Esse é o serviço público de fiscalização à brasileira. Leon Duguit, um dos grandes juristas clássicos do Direito Francês, quando em sua magistral obra As Transformações do Direito Público e Privado[4], desenvolveu a noção de serviço público inspirado na potencialidade de tais serviços desenvolverem a solidariedade social. E tinha plena razão. No entanto, pelas nossas óbvias necessidades de adaptação em terra brasilis, creio fundamental descrever a nossa solidariedade: todos consumimos, em alguma medida, pelos de ratos!
Nem vou continuar com as boas notícias então – mas não resisto –; sabe aquela geleia deliciosa no pão quentinho, pois é, ela pode sair da fábrica com fragmentos de insetos, mas aqui a resolução foi muito rígida: somente 25 em 100g!
Enfim, as notícias da semana são alvissareiras em matéria do serviço público e de controle realizado pelo Estado, mas já sugiro para resolver diversos problemas, como o da ANAC a criação do Ministério da Despadronização, exatamente para avaliar esses probleminhas escassos de falta de integridade e coerência na Administração Pública.
E para terminar li a notícia sobre os debates governamentais a respeito do término da participação dos médicos cubanos – aproximadamente 11.429 médicos cubanos atuam no programa Mais Médicos - e a necessária substituição dos profissionais, mas eles serão mantidos por mais quatro meses.

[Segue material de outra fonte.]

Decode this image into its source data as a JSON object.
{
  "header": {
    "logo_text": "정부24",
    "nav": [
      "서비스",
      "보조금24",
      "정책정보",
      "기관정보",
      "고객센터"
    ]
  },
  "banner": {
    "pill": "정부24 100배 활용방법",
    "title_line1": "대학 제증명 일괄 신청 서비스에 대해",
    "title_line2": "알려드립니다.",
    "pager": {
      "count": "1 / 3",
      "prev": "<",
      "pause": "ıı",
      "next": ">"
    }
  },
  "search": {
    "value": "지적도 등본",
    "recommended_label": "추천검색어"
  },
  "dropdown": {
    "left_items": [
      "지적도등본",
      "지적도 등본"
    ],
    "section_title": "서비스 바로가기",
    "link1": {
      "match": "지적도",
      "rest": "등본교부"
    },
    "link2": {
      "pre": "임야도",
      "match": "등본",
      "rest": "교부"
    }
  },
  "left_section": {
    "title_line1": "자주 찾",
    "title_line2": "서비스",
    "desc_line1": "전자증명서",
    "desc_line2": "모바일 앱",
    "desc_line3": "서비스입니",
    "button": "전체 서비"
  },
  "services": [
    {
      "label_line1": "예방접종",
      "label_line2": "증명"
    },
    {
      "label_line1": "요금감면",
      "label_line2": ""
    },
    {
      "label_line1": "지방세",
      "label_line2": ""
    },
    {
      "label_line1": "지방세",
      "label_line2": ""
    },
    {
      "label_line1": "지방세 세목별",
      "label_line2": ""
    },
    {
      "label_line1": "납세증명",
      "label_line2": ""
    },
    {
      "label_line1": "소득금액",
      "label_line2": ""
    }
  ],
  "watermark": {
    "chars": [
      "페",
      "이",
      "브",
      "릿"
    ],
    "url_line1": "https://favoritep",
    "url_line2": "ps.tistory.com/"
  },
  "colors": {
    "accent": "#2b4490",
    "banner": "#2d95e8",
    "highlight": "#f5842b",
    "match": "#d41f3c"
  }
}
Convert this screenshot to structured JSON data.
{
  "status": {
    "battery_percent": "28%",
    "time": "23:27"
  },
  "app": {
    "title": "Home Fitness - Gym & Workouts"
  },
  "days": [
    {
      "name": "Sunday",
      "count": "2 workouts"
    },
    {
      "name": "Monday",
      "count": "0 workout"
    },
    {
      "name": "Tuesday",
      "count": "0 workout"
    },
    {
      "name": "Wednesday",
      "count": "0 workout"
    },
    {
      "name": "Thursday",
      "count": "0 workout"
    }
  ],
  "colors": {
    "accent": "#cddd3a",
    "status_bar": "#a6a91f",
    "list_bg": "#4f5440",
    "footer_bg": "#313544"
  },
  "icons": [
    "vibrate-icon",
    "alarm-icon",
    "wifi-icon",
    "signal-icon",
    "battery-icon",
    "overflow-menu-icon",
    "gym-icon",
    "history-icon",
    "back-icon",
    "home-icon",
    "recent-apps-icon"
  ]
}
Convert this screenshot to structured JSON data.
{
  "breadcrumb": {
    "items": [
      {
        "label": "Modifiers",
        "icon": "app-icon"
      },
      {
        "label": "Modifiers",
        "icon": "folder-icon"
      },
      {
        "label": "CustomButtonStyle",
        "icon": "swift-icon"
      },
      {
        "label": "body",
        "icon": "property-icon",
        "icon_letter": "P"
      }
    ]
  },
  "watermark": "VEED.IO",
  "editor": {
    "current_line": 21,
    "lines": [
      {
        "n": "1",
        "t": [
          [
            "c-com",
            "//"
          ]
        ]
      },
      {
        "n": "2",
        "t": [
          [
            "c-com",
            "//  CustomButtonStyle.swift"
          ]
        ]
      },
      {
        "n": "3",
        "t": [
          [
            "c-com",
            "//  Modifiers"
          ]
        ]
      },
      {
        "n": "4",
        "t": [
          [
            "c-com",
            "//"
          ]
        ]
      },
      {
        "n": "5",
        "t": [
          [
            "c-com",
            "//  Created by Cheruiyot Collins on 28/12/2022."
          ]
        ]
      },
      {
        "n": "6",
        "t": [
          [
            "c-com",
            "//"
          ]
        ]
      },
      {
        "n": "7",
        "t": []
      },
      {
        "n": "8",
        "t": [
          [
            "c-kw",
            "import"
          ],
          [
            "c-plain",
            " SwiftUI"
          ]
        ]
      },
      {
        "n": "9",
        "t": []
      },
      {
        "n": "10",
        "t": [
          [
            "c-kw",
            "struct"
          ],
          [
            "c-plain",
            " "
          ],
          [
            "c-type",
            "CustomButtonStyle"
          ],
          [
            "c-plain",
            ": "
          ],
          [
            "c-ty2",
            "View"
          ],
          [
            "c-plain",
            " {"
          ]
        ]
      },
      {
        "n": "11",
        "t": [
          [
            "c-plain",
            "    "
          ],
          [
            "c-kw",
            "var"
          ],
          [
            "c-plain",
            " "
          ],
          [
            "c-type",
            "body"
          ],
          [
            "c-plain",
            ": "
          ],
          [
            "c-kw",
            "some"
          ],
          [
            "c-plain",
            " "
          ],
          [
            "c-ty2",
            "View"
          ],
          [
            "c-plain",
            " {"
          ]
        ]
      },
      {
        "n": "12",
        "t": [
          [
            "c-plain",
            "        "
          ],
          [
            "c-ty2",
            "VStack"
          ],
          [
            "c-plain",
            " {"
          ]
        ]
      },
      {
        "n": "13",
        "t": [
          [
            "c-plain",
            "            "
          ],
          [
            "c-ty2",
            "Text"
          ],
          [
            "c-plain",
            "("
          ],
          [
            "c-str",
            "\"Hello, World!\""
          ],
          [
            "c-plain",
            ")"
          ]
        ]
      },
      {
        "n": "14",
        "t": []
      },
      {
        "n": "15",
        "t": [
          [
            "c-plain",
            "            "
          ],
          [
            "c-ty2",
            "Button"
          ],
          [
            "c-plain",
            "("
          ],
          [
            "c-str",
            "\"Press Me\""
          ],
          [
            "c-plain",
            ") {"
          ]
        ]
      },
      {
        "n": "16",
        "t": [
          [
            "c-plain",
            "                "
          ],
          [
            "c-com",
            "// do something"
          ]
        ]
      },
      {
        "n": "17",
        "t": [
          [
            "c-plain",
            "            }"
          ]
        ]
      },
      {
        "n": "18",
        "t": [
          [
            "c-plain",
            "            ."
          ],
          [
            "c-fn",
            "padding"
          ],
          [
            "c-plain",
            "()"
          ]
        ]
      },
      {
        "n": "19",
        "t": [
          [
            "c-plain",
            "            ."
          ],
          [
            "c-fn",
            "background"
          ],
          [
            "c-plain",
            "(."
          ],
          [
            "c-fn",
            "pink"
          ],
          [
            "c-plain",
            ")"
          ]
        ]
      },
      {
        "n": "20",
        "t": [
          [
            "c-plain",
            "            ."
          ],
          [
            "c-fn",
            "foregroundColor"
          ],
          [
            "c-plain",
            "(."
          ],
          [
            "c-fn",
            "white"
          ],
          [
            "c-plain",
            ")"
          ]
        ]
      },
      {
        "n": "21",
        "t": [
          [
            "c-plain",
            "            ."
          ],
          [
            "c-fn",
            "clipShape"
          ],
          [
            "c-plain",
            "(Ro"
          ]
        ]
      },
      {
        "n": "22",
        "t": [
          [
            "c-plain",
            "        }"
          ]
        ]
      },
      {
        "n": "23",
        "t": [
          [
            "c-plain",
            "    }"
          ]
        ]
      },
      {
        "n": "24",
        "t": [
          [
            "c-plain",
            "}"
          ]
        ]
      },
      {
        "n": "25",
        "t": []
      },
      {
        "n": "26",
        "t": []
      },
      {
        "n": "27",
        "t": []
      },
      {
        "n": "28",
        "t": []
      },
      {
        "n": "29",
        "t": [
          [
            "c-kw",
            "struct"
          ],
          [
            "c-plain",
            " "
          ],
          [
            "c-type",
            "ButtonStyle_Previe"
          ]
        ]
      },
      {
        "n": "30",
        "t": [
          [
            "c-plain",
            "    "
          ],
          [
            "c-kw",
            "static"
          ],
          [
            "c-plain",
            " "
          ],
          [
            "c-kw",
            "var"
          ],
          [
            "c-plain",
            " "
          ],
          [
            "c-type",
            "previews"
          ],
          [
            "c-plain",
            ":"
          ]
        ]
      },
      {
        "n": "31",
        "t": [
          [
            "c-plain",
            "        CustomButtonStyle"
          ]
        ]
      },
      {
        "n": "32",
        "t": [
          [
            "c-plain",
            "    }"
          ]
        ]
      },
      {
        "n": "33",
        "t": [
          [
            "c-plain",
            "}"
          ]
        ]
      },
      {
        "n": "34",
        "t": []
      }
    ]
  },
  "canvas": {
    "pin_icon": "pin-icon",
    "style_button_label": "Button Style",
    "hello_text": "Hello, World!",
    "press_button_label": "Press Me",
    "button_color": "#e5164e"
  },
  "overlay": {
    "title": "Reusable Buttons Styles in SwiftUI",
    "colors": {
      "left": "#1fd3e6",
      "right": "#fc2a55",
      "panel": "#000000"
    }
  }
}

Ordem para ainda atender melhor a população?
Não. É para, sempre pensando na eficiência, esperar passar o período das eleições municipais.
Notas e Referências:
[1] Expressão utilizada por Almiro do Couto e Silva no artigo intitulado Privatização no Brasil e o Novo Exercício de Funções Públicas por Particulares. Serviço Público “Á Brasileira”?, In Revista de Direito Administrativo, nº 230, outubro/dezembro, Rio de Janeiro: Renovar, 2002, p. 45-74. Mais recente CONRADO, Regis da Silva. Serviços Públicos à Brasileira. Fundamentos Jurídicos, definição e aplicação. São Paulo: Saraiva, 2013.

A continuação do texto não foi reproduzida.